DoJ and FSBV jointly appealed Judge Leon’s order, saying he exceeded his authority. When the law enforcement agency and the offending entity end up on the same side of a lawsuit, well, it certainly doesn’t look great.

So this week we’ll have arguments in the 1st Circuit Court of Appeals D.C. Circuit Court of Appeals (h/t Abigail Field). And I don’t really know what DoJ will have to say for themselves. These are the kind of craptastic agreements they’ve been making with corporate offenders for the entire Holder era (Holder, last seen just hanging out at his awesome new office at Covington & Burling, was AG when this DPA was made). Presumably they’ll avoid the specifics and just claim that judges can’t have the temerity to reject contractual agreements made by two sides, and how this would damage the separation of powers, prosecutorial discretion, &c.
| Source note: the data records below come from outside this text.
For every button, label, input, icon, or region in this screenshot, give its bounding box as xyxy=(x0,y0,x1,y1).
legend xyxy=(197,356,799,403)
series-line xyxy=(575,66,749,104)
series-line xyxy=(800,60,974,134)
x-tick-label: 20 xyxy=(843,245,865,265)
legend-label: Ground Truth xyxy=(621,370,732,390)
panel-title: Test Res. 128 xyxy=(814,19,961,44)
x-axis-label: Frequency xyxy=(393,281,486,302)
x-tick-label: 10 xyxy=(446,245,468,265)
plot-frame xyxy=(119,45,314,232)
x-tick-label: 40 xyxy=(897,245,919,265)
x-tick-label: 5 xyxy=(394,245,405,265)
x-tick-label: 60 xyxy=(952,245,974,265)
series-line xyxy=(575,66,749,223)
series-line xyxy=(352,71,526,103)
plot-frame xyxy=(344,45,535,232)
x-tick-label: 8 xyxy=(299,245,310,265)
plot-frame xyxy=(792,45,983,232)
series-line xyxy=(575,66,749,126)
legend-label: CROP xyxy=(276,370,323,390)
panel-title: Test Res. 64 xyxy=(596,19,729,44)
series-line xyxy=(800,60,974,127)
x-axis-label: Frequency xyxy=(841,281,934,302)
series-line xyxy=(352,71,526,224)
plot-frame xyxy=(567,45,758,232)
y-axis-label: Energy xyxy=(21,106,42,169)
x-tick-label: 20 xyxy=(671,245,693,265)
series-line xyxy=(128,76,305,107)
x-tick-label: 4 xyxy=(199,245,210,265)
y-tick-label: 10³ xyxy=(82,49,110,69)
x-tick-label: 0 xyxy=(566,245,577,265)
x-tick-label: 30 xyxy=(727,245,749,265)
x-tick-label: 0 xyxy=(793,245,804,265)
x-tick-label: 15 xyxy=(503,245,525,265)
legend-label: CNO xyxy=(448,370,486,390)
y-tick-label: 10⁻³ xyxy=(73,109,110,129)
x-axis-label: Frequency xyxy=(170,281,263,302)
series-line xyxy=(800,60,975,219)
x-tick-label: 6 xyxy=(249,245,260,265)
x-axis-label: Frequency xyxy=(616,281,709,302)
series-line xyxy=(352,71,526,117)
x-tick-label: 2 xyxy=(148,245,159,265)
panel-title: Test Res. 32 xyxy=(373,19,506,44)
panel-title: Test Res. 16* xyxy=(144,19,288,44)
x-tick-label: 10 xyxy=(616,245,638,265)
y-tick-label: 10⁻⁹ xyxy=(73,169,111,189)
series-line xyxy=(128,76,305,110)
But judges have held up DPAs in the past, though they were eventually approved. And considering that DoJ can also file a non-prosecution agreement, which don’t require court approval, there’s obviously some role for judges to play here. If you want to get judicial approval, you can’t expect that approval to come automatically. And if the goal is to extract the proper consequences out of a corporate offender, a judge resisting settlements that are overly lenient can only enhance DoJ’s efforts.

Of course, that isn’t what DoJ is after. They would rather settle these matters quietly, write a press release, and then get a judge to bless it to get buy-in from another branch of government, so if anyone questions the slap on the wrist they can say “well a judge approved it.”

Legally this is a jump ball; DoJ could easily wriggle off the hook here. But if the 1st Circuit D.C. Circuit blows up this little charade, they will have to make their terrible deals without a patina of outside approval. Or maybe, horror of horrors, they’ll have to do their job properly.